Hier in Santa Clara weiß jeder, der mich kennt, dass ich ein Pazifist bin
und niemanden schlagen würde, wie es mir in der Granma zur Last gelegt
wurde.
Welche Bedeutung hat der EU-Menschenrechtspreis für Sie und für Kuba?
Dieser Preis ist keine Auszeichnung für Guillermo Fariñas, sondern für den
Widerstand des kubanischen Volkes. Er ist zugleich eine Verpflichtung, bis
wir es endlich geschafft haben, den eigentlichen Preis zu erringen: die
totale Demokratisierung Kubas.
Was wünschen Sie von Europa?
Ich wünsche mir eine klare Haltung zu mehr Demokratie in Kuba. Ich wünsche,
dass die Abgeordneten des Europäischen Parlaments kritisieren, dass es
nicht ausreicht, politische Gefangene freizulassen, ohne die Gesetze zu
verändern, die deren Verurteilung erst ermöglicht haben.

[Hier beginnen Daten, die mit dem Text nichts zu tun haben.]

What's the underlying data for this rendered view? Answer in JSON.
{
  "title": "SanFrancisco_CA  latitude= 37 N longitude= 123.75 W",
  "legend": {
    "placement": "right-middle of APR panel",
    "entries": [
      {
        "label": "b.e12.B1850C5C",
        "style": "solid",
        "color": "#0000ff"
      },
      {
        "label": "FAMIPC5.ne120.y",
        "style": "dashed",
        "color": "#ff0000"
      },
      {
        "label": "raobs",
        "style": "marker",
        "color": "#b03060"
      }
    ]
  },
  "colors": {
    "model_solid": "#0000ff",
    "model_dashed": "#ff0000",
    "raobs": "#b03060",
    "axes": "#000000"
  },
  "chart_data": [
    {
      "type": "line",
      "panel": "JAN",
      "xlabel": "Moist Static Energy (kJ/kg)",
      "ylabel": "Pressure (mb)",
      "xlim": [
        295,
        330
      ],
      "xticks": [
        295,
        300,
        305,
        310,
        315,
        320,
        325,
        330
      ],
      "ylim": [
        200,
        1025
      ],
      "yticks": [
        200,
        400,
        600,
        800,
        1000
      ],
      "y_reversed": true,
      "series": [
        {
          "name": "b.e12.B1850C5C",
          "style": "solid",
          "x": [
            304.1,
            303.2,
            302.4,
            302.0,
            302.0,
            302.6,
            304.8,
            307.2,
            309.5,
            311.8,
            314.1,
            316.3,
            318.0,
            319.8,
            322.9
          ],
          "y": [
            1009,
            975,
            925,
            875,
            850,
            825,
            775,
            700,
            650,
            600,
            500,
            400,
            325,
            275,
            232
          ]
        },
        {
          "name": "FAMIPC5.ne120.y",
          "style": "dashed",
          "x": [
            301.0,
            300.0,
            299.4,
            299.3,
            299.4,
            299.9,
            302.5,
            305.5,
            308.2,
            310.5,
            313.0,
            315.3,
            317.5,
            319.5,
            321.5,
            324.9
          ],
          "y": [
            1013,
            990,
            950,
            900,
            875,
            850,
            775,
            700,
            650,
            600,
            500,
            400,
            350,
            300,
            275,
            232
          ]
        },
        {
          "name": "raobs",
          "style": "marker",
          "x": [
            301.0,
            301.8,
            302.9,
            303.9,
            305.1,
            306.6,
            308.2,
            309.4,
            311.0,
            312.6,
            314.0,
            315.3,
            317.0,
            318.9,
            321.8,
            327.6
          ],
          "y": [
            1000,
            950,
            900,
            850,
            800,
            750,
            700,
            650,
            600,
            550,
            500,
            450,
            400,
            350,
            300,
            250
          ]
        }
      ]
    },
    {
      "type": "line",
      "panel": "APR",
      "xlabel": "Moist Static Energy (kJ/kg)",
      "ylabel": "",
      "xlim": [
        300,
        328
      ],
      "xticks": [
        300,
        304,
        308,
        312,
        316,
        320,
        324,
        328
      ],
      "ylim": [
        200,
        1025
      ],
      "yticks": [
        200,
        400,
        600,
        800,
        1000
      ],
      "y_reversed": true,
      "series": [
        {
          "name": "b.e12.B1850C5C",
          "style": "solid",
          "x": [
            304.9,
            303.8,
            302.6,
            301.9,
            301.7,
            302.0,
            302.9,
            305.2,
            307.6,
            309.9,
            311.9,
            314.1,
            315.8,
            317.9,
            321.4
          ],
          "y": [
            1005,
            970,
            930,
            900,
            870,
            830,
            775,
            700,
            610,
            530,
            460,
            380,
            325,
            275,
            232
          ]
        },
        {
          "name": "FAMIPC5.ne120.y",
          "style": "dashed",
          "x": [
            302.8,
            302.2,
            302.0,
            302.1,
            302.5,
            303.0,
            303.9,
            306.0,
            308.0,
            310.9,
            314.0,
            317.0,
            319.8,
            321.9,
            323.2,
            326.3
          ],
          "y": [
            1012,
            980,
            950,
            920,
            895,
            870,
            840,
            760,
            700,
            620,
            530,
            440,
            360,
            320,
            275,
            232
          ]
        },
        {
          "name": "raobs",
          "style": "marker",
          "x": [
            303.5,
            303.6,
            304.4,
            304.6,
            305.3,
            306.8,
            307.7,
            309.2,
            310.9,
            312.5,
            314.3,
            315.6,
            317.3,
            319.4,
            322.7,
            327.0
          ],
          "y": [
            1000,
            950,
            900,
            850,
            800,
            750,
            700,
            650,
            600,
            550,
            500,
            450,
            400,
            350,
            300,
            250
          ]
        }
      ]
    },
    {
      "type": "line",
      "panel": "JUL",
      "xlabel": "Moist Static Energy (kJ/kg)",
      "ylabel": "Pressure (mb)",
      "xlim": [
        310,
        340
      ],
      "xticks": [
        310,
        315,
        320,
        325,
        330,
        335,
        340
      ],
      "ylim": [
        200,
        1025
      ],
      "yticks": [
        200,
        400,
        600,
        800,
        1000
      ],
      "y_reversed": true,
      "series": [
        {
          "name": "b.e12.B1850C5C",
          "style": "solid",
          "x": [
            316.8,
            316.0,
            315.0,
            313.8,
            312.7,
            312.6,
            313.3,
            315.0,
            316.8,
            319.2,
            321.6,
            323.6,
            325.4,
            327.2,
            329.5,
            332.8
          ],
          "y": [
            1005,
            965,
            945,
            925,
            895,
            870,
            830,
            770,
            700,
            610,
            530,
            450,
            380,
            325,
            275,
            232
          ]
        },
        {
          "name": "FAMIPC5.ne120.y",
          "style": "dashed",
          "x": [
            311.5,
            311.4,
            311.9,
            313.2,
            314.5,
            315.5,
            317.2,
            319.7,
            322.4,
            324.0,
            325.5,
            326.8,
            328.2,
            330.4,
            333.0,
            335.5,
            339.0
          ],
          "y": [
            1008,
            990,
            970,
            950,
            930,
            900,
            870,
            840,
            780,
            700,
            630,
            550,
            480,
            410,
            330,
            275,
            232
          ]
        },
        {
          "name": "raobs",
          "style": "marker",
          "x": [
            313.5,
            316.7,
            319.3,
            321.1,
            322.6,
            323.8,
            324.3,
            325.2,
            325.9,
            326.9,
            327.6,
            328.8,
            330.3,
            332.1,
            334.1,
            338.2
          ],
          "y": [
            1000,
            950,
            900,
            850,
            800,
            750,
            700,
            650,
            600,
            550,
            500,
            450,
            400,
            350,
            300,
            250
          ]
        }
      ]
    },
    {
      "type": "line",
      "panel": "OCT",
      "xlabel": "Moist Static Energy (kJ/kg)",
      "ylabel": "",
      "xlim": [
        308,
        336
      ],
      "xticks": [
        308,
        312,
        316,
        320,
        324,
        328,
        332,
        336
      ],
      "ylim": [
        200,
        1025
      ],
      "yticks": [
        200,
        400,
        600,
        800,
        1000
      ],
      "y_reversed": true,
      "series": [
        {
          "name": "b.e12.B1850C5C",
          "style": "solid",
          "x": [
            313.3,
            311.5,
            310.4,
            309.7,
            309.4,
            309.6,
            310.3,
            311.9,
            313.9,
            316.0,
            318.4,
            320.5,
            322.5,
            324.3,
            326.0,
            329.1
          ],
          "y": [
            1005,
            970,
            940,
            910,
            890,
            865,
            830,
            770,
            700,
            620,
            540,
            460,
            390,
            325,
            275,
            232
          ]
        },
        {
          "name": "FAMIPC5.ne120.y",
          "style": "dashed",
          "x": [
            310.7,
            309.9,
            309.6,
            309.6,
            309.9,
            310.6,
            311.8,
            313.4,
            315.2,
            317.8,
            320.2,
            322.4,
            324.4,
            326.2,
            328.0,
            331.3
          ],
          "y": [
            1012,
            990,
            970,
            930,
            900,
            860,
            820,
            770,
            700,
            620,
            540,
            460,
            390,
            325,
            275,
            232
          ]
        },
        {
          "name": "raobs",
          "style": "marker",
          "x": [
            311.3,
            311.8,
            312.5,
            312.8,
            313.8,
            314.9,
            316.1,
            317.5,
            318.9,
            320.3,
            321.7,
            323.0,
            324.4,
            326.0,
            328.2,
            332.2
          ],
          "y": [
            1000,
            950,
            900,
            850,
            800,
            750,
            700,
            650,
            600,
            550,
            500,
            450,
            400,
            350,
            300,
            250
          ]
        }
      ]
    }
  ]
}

Es ist immerhin das dritte Mal, dass ein Kubaner diesen Preis erhält.
Wenn ein Kubaner diesen Preis erhält, dann ist das auch eine Kritik an den
Zuständen auf der Insel. Ich denke, dass die Regierung sehr wohl versucht,
auf diplomatischen Wegen eine derartige Preisverleihung zu verhindern.
Noch immer sitzen elf Leute aus der Gruppe der 75 in Haft. Warum hält die
Regierung nicht die Zusage ein, die sie der Kirche, der spanischen
Regierung und Ihnen gemacht hat?
Ich denke, weil die Häftlinge sich weigern, in die Verbannung zu gehen,
weil sie in Kuba leben wollen, weil sie widerstehen und nicht akzeptieren,
dass die Regierung ihnen vorschreibt, wo und wie sie zu leben haben. Denn
ein Ziel der Regierung ist es, das politische, soziale und ökonomische
Leben zu kontrollieren.
Aber angesichts der fehlenden ökonomischen Perspektiven ist die
Auswanderung doch Alltag auf Kuba.
Ja, und jedes Mal, wenn die Unzufriedenheit zu groß wird, lässt man über
die Ausreise etwas Dampf aus dem Kessel. Das war 1965 so, als in Absprache
mit den USA eine Luftbrücke eingerichtet wurde; das war 1980 so, als die
Ausreise über den Hafen von Mariel gestattet wurde, und das war 1994 so,
als etliche tausend Kubaner auf allem, was schwimmen konnte, die Insel
verließen.
Aber die Aufforderung an Oppositionelle, das Land zu verlassen, ist doch
neu, oder?
Ja, mir hat man das auch ans Herz gelegt. Aber diese elf Häftlinge stellen
etwas dar, was der Regierung ganz und gar nicht gefällt: Sie wollen in
ihrer Heimat bleiben und hier für ein anderes Kuba kämpfen. Ihr Verbleiben
in Haft ist die Quittung der Regierung für diese Haltung.
Wie ist die derzeitige Situation auf der Insel?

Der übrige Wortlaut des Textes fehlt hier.